Voilà le barbier qui commence la cérémonie malgré moi.
Dix jours après, j'étais tout à fait rétabli. Quelques jours après, j'ai reçu le cheval que l'on m'a promis à mon arrivée au Grand Caire.
Pendant deux mois, j'ai fait aucun service que d'apprendre à monter à cheval et à apprendre à lancer la lance. Après les deux mois, j'ai voyagé avec les corps des Mameloucks, dans la province d'Égypte.
Après ce dernier voyage, j'ai resté au Grand Caire pendant deux années sans faire aucun voyage.
Toute l'Égypte était gouvernée par vingt-quatre Beys: le Mourad-Bey était le premier et Ibrahim le second. Les vingt-quatre Beys faisaient, chacun à leur tour, un voyage à la Mecque, pour l'usage de la religion.
Le tour de Sala-Bey est venu. J'ai fait le voyage
de la Mecque avec lui.
J'ai vu aussi le tombeau de Mahomet[42].
À notre retour de la Mecque, nous sommes arrivés jusqu'à trente lieues du Caire.
Sala-Bey apprit que les Français sont entrés au Grand Caire. Mourad-Bey a donné une grande bataille à Guiza[43], même l'avait malheureusement perdue.
Une grande partie des Mameloucks était noyée, dont mille en traversant à la nage avec leurs chevaux.
Après ça, Sala-Bey a décidé à retourner auprès de Djezzar-Pacha, à Saint-Jean d'Acre, parce qu'il n'avait pas assez de forces pour donner une bataille[44].
Djezzar-Pacha avait trouvé fort mauvais de n'avoir pas donné une affaire contre les Français, avant de quitter le pays.
Quand nous sommes arrivés dans la ville, le
Sala-Bey a rendu une visite
à Djezzar-Pacha, aussitôt son entrée en ville.
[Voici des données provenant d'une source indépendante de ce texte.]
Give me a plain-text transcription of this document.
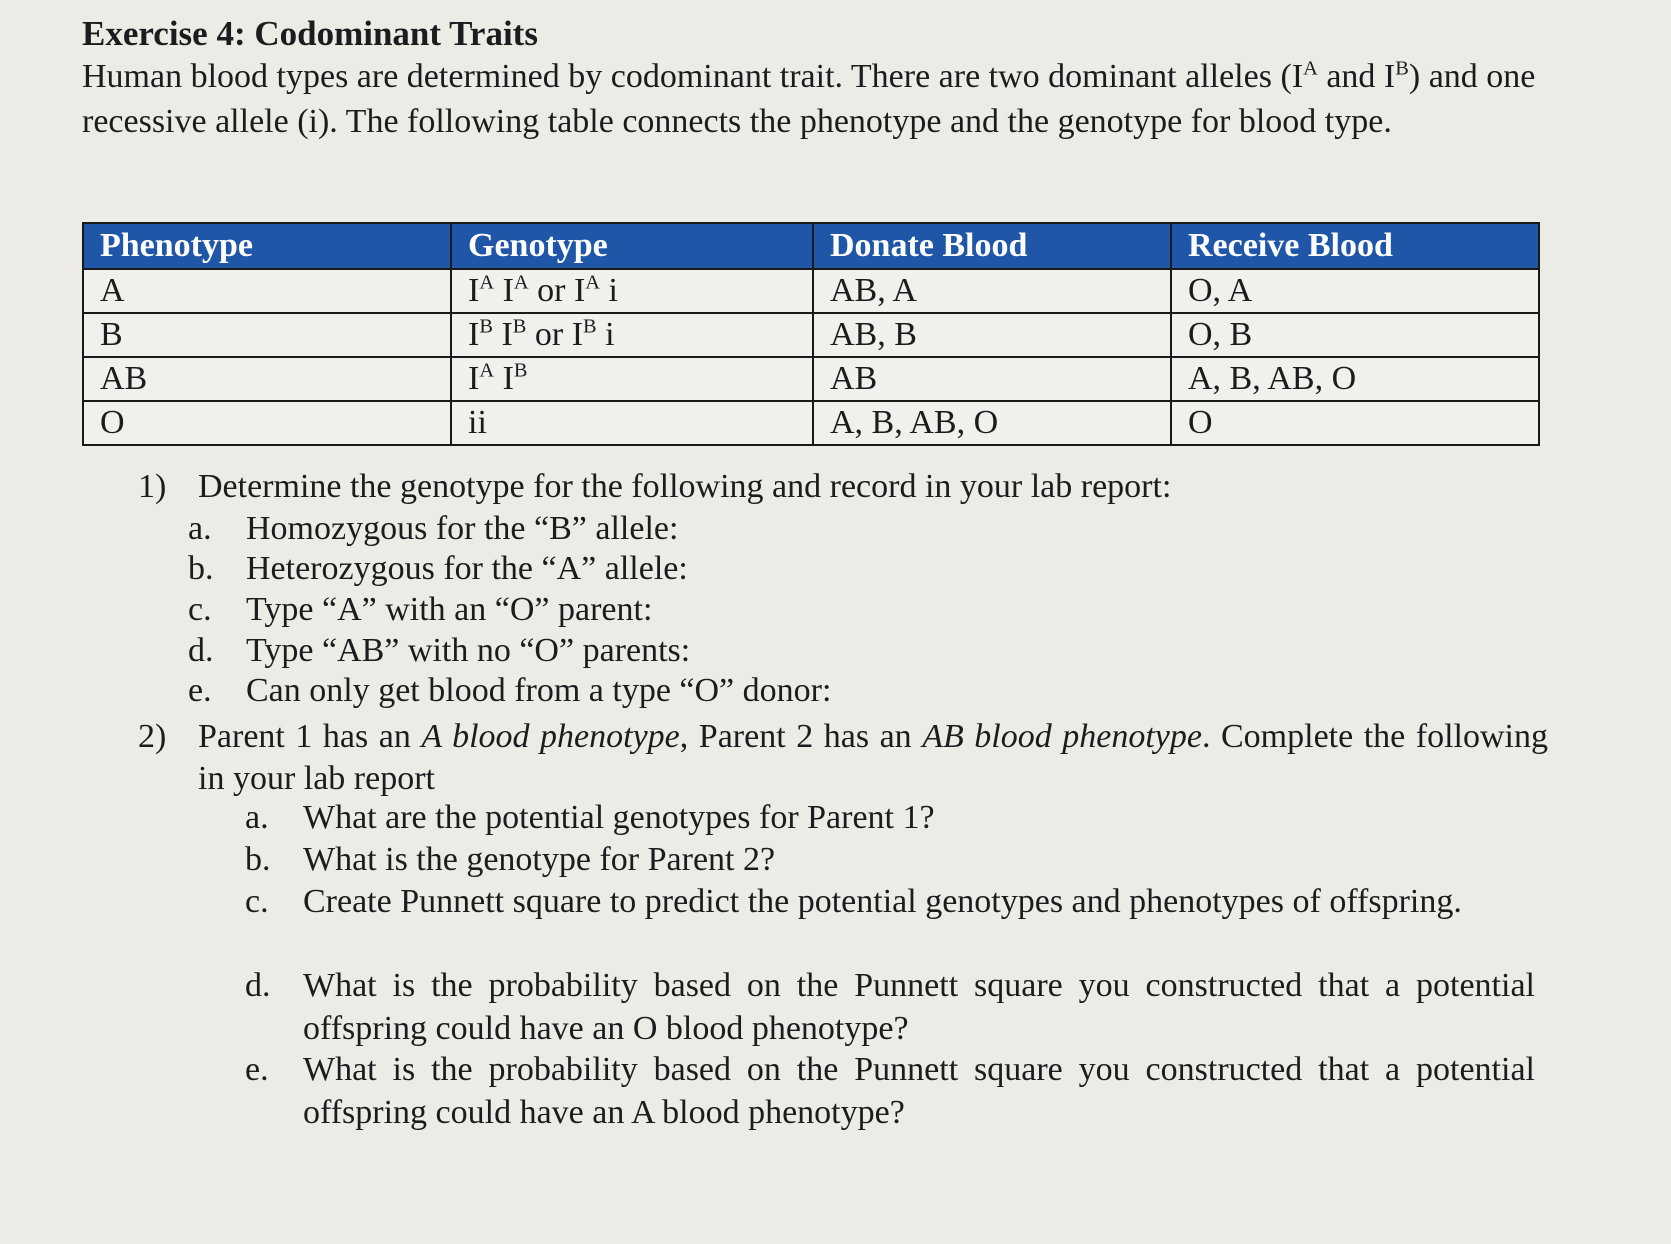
Exercise 4: Codominant Traits

Human blood types are determined by codominant trait. There are two dominant alleles ($I^A$ and $I^B$) and one recessive allele (i). The following table connects the phenotype and the genotype for blood type.

Phenotype	Genotype	Donate Blood	Receive Blood
A	$I^A$ $I^A$ or $I^A$ i	AB, A	O, A
B	$I^B$ $I^B$ or $I^B$ i	AB, B	O, B
AB	$I^A$ $I^B$	AB	A, B, AB, O
O	ii	A, B, AB, O	O
1) Determine the genotype for the following and record in your lab report:
a. Homozygous for the “B” allele:
b. Heterozygous for the “A” allele:
c. Type “A” with an “O” parent:
d. Type “AB” with no “O” parents:
e. Can only get blood from a type “O” donor:
2) Parent 1 has an A blood phenotype, Parent 2 has an AB blood phenotype. Complete the following in your lab report
a. What are the potential genotypes for Parent 1?
b. What is the genotype for Parent 2?
c. Create Punnett square to predict the potential genotypes and phenotypes of offspring.
d. What is the probability based on the Punnett square you constructed that a potential offspring could have an O blood phenotype?
e. What is the probability based on the Punnett square you constructed that a potential offspring could have an A blood phenotype?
Le Sala-Bey étant dans le salon avec Djezzar-Pacha, on avait ordonné pour faire prendre du café. On a fait mettre, dans le café, du poison, et on présente à notre malheureux Bey. Il prend son café: une demi-heure après, il était mort. Nous étions tous désolés de cette perte. Le Djezzar-Pacha voulait tous nous garder avec lui, mais personne a voulu rester. Il y a eu beaucoup qui se sont sauvés pour aller dans leur pays, et d'autres pour la Mecque, et moi j'ai pris mon domestique avec moi. Je suis parti pour le Grand Caire, parce que j'avais beaucoup de connaissances dans la ville, alors je ne craignais rien. Après avoir quitté la ville de Saint-Jean d'Acre, j'ai quitté mon habit de Mamelouck et j'ai pris un de mon domestique. Enfin, j'étais habillé comme lui. J'ai été obligé de vendre mon cheval et mes armes, et j'ai donné une somme d'argent à mon domestique pour qu'il dise rien à personne, quand nous serons arrivés au Grand Caire. Il m'a donné sa parole qu'il me servira toujours, et personne ne saura rien, et je suis bien tranquille. Enfin, nous avons pris chacun un âne et nous avons voyagé jusqu'au Grand Caire.
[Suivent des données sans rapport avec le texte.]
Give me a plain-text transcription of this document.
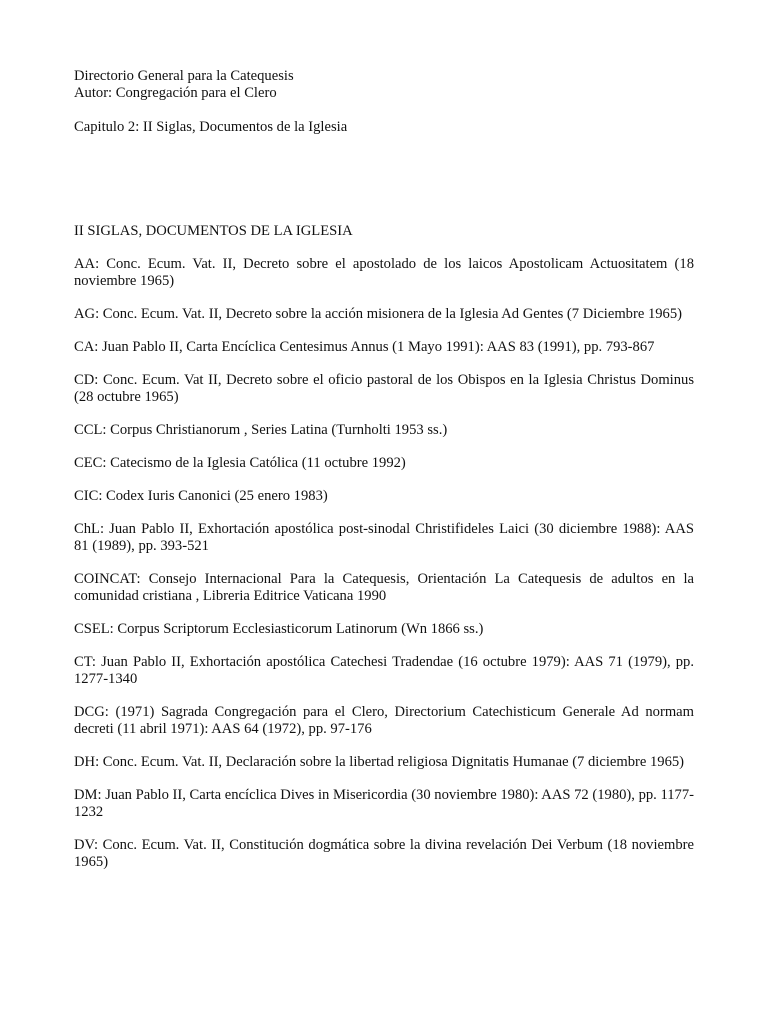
Directorio General para la Catequesis

Autor: Congregación para el Clero

Capitulo 2: II Siglas, Documentos de la Iglesia

II SIGLAS, DOCUMENTOS DE LA IGLESIA

AA: Conc. Ecum. Vat. II, Decreto sobre el apostolado de los laicos Apostolicam Actuositatem (18 noviembre 1965)

AG: Conc. Ecum. Vat. II, Decreto sobre la acción misionera de la Iglesia Ad Gentes (7 Diciembre 1965)

CA: Juan Pablo II, Carta Encíclica Centesimus Annus (1 Mayo 1991): AAS 83 (1991), pp. 793-867

CD: Conc. Ecum. Vat II, Decreto sobre el oficio pastoral de los Obispos en la Iglesia Christus Dominus (28 octubre 1965)

CCL: Corpus Christianorum , Series Latina (Turnholti 1953 ss.)

CEC: Catecismo de la Iglesia Católica (11 octubre 1992)

CIC: Codex Iuris Canonici (25 enero 1983)

ChL: Juan Pablo II, Exhortación apostólica post-sinodal Christifideles Laici (30 diciembre 1988): AAS 81 (1989), pp. 393-521

COINCAT: Consejo Internacional Para la Catequesis, Orientación La Catequesis de adultos en la comunidad cristiana , Libreria Editrice Vaticana 1990

CSEL: Corpus Scriptorum Ecclesiasticorum Latinorum (Wn 1866 ss.)

CT: Juan Pablo II, Exhortación apostólica Catechesi Tradendae (16 octubre 1979): AAS 71 (1979), pp. 1277-1340

DCG: (1971) Sagrada Congregación para el Clero, Directorium Catechisticum Generale Ad normam decreti (11 abril 1971): AAS 64 (1972), pp. 97-176

DH: Conc. Ecum. Vat. II, Declaración sobre la libertad religiosa Dignitatis Humanae (7 diciembre 1965)

DM: Juan Pablo II, Carta encíclica Dives in Misericordia (30 noviembre 1980): AAS 72 (1980), pp. 1177-1232

DV: Conc. Ecum. Vat. II, Constitución dogmática sobre la divina revelación Dei Verbum (18 noviembre 1965)
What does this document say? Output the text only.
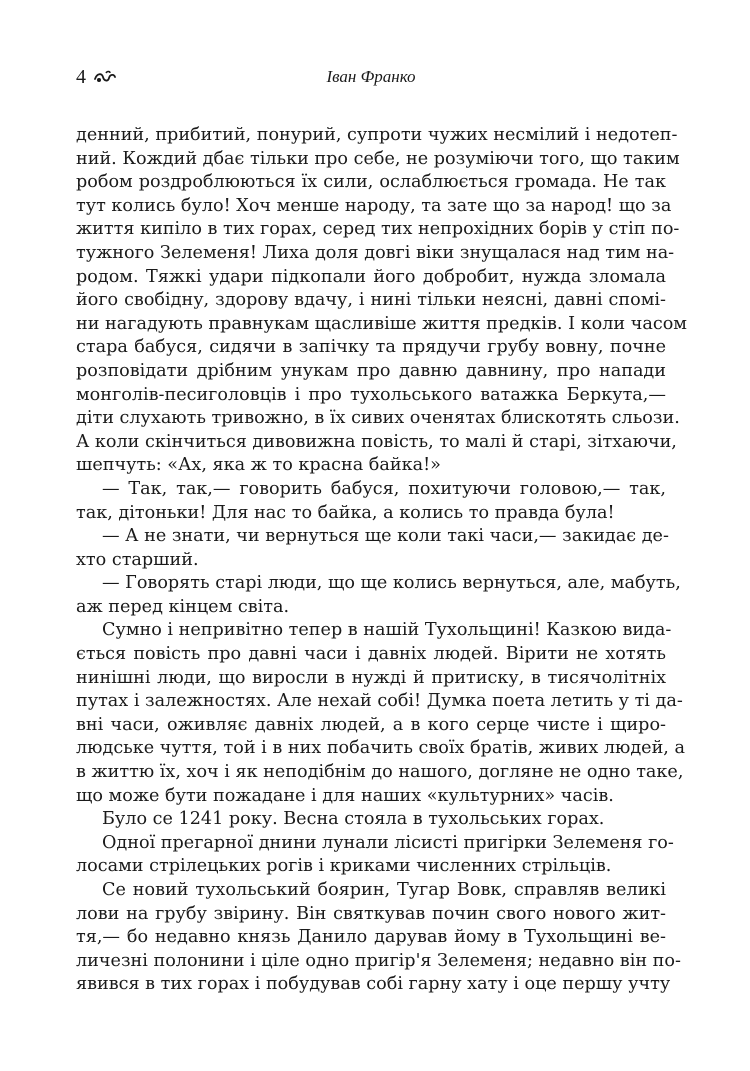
4	Іван Франко
денний, прибитий, понурий, супроти чужих несмілий і недотеп-
ний. Кождий дбає тільки про себе, не розуміючи того, що таким
робом роздроблюються їх сили, ослаблюється громада. Не так
тут колись було! Хоч менше народу, та зате що за народ! що за
життя кипіло в тих горах, серед тих непрохідних борів у стіп по-
тужного Зелеменя! Лиха доля довгі віки знущалася над тим на-
родом. Тяжкі удари підкопали його добробит, нужда зломала
його свобідну, здорову вдачу, і нині тільки неясні, давні спомі-
ни нагадують правнукам щасливіше життя предків. І коли часом
стара бабуся, сидячи в запічку та прядучи грубу вовну, почне
розповідати дрібним унукам про давню давнину, про напади
монголів-песиголовців і про тухольського ватажка Беркута,—
діти слухають тривожно, в їх сивих оченятах блискотять сльози.
А коли скінчиться дивовижна повість, то малі й старі, зітхаючи,
шепчуть: «Ах, яка ж то красна байка!»
— Так, так,— говорить бабуся, похитуючи головою,— так,
так, дітоньки! Для нас то байка, а колись то правда була!
— А не знати, чи вернуться ще коли такі часи,— закидає де-
хто старший.
— Говорять старі люди, що ще колись вернуться, але, мабуть,
аж перед кінцем світа.
Сумно і непривітно тепер в нашій Тухольщині! Казкою вида-
ється повість про давні часи і давніх людей. Вірити не хотять
нинішні люди, що виросли в нужді й притиску, в тисячолітніх
путах і залежностях. Але нехай собі! Думка поета летить у ті да-
вні часи, оживляє давніх людей, а в кого серце чисте і щиро-
людське чуття, той і в них побачить своїх братів, живих людей, а
в життю їх, хоч і як неподібнім до нашого, догляне не одно таке,
що може бути пожадане і для наших «культурних» часів.
Було се 1241 року. Весна стояла в тухольських горах.
Одної прегарної днини лунали лісисті пригірки Зелеменя го-
лосами стрілецьких рогів і криками численних стрільців.
Се новий тухольський боярин, Тугар Вовк, справляв великі
лови на грубу звірину. Він святкував почин свого нового жит-
тя,— бо недавно князь Данило дарував йому в Тухольщині ве-
личезні полонини і ціле одно пригір'я Зелеменя; недавно він по-
явився в тих горах і побудував собі гарну хату і оце першу учту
Comme ça, nous sommes rentrés dans la ville très-facilement, parce que nous étions costumés en paysans.
Je voyais tous les jours, dans la ville, beaucoup de troupes françaises et beaux et vieux grenadiers, à grandes moustaches, qui faisaient la garnison de la ville, et les dragons occupent Boulak, à une lieue de la ville.
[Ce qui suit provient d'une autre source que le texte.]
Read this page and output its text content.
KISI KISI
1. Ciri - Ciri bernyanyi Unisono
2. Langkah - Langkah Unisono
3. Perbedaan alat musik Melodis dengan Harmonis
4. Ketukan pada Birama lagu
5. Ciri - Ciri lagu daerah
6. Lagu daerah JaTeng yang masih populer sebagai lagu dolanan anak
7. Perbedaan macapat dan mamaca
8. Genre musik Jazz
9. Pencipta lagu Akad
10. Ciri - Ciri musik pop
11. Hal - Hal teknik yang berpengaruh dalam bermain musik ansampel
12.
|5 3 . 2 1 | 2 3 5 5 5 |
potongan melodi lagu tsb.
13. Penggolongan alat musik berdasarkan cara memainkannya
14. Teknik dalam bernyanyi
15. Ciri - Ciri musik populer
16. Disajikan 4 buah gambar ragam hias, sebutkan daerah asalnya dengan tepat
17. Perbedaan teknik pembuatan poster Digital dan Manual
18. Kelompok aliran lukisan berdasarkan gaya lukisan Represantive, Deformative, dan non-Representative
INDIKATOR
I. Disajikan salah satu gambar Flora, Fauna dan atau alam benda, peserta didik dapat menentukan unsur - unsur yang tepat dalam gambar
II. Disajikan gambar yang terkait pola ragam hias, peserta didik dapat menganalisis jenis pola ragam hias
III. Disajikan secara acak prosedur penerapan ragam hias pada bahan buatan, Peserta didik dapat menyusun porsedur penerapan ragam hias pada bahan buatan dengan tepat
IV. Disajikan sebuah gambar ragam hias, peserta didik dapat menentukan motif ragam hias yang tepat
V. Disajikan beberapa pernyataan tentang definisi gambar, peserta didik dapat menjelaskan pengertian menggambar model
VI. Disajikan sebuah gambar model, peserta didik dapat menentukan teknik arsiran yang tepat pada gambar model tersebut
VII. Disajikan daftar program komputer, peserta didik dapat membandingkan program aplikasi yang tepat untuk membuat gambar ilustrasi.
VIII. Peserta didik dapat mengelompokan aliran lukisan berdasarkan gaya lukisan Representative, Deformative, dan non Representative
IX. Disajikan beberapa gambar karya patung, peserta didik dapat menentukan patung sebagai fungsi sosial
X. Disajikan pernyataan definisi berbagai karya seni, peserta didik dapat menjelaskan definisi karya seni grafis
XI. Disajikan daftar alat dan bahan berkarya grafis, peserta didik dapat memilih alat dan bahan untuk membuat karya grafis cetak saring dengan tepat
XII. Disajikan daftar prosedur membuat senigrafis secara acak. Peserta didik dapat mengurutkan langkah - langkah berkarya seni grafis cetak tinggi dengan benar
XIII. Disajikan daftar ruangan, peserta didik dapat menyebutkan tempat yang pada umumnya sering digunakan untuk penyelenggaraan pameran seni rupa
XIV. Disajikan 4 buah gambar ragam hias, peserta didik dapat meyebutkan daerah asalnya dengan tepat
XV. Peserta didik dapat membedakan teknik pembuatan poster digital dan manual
J'ai resté à peu près un mois dans la ville, sans occuper aucune maison. J'avais peur qu'on me fasse connaître et qu'on me mette en prison comme prisonnier. Je mangeais et je me couchais dans la rue, avec mon domestique qui ne me quittait jamais.
À force de dépenser, j'avais guère de l'argent. J'ai appris que le sheik El Bekri[45] avait une grande place dans le civil, c'est-à-dire pour la religion.
J'ai beaucoup connu ce grand personnage-là, dans la maison de Sala-Bey. Je me suis présenté chez lui pour lui demander un emploi, mais son portier ou domestique me refusait toujours la porte, en me disant: «Le sheik El Bekri n'est pas visible, même on ne donne pas les audiences aux paysans.» Enfin, je me suis forcé de leur dire mon nom et à qui j'appartenais autrefois.
Après ces démarches, le sheik m'a fait dire qu'il me recevra demain. Je me suis rendu chez lui, le jour désigné. Il m'a très bien reçu, en me disant: «Je vous garderai bien à mon service et vous monterez à cheval avec moi, mais il faut la permission du général Bonaparte, général en chef.» Dans ce moment-là, j'avais bien peur qu'il me fasse prendre par les Français, parce que je connaissais pas encore leur manière de vivre et leur religion. Cependant mon domestique courait tous les jours dans le monde, et il me disait que les Français sont bonnes gens et sont de la religion chrétienne.
Je commençais un peu à être tranquille, parce que je suis aussi chrétien, comme eux.
Enfin le sheik El Bekri m'a fait monter dans son
sérail, en me disant:
«Restez-là, jusqu'à ce que je demande la permission au général en
chef.»
Me voilà donc dans le sérail avec cinq femmes qui appartenaient au sheik. Elles m'ont apporté beaucoup de sorbets et félère[46] c'est-à-dire des pâtisseries et limonade, mais j'avais le cœur gros, je n'acceptai rien. Je me voyais au milieu de ces dames, avec une seule chemise bleue sur mon corps.
J'ai été obligé de pleurer auprès de ces dames. Toutes ces bonnes personnes pleuraient aussi de mon sort, en me consolant le mieux qu'elles pouvaient.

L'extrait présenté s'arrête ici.